Court Opinion

ID: 9888544
Source: CourtListenerOpinion
Date Created: 2023-10-06 19:32:25.5241+00
Date Added: 2024-06-11T07:49:52.856305
License: Public Domain

Justice SOTOMAYOR, concurring.
I agree with the Court that a debtor's choice to reject an executory contact under 11 U.S.C. § 365(a) functions as a breach of the contract rather than unwinding the rejected contract as if it never existed. Ante , at 1661 - 1663. This result follows from traditional bankruptcy principles and from the general rule set out in § 365(g) of the Bankruptcy Code. I also agree that no specific aspects of trademark law compel a contrary rule that equates rejection with rescission. I therefore join the Court's opinion in full. I write separately to highlight two potentially significant features of today's holding.
First, the Court does not decide that every trademark licensee has the unfettered right to continue using licensed marks postrejection. The Court granted certiorari to decide whether rejection "terminates rights of the licensee that would survive the licensor's breach under applicable nonbankruptcy law." Pet. for Cert. i. The answer is no, for the reasons the Court explains. But the baseline inquiry remains whether the licensee's rights would survive a breach under applicable nonbankruptcy law. Special terms in a licensing contract or state law could bear on that question in individual cases. See ante , at 1661 - 1663; Brief for American Intellectual Property Law Association as Amicus Curiae 20-25 (discussing examples of contract terms that could potentially lead a bankruptcy court to limit licensee rights postrejection).

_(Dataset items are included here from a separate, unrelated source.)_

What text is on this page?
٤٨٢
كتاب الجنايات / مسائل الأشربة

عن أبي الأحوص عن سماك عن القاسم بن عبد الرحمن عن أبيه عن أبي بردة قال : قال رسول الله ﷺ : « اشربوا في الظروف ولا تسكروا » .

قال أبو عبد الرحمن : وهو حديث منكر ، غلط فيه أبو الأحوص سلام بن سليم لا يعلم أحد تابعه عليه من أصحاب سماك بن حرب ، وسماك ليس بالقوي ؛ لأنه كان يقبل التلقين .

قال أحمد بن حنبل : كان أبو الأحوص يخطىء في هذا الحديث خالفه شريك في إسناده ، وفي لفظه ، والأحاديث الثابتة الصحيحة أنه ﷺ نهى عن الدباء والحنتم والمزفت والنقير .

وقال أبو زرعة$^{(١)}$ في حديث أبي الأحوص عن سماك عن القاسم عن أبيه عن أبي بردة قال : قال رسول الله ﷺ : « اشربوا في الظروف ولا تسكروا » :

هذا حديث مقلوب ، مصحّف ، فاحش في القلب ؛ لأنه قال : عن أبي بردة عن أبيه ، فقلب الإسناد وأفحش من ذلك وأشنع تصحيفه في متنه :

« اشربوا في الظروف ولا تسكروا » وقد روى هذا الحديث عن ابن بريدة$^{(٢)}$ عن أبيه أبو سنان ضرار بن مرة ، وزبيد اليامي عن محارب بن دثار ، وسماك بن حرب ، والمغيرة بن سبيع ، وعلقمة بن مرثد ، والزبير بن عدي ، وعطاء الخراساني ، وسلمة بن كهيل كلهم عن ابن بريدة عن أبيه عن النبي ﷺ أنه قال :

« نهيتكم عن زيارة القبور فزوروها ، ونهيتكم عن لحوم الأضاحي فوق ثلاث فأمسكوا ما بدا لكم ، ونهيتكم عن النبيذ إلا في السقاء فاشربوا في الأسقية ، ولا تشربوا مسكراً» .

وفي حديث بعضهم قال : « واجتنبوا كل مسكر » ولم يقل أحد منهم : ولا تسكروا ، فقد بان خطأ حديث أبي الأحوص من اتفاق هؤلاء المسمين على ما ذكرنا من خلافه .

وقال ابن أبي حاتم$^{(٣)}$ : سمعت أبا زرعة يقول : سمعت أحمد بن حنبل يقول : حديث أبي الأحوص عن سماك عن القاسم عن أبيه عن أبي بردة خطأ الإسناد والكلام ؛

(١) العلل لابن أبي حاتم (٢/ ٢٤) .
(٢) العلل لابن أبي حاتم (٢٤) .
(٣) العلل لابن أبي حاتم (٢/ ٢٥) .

Second, the Court's holding confirms that trademark licensees' postrejection rights and remedies are more expansive in some respects than those possessed by licensees of other types of intellectual property. Those variances stem from § 365(n), one of several subject-specific provisions in the Bankruptcy Code that "embellis[h] on or twea[k]" the general rejection rule. Ante , at 1664, n. 2. Section 365(n) -which applies to patents, copyrights, and four other types of intellectual property, but not to trademarks, § 101(35A) -alters the general rejection rule in several respects. For example, a covered licensee that chooses to retain its rights postrejection must make all of its royalty payments; the licensee has no right to deduct damages from its payments even *1667if it otherwise could have done so under nonbankruptcy law. § 365(n)(2)(C)(i). This provision and others in § 365(n) mean that the covered intellectual property types are governed by different rules than trademark licenses.
Although these differences may prove significant for individual licensors and licensees, they do not alter the outcome here. The Court rightly rejects Tempnology's argument that the presence of § 365(n) changes what § 365(g) says. As the Senate Report accompanying § 365(n) explained, the bill did not "address or intend any inference to be drawn concerning the treatment of executory contracts" under § 365 's general rule. S. Rep. No. 100-505, p. 5 (1988); see ante , at 1664 - 1665. To the extent trademark licensees are treated differently from licensees of other forms of intellectual property, that outcome leaves Congress with the option to tailor a provision for trademark licenses, as it has repeatedly in other contexts. See ante, at 1664 - 1665.
With these observations, I join the Court's opinion.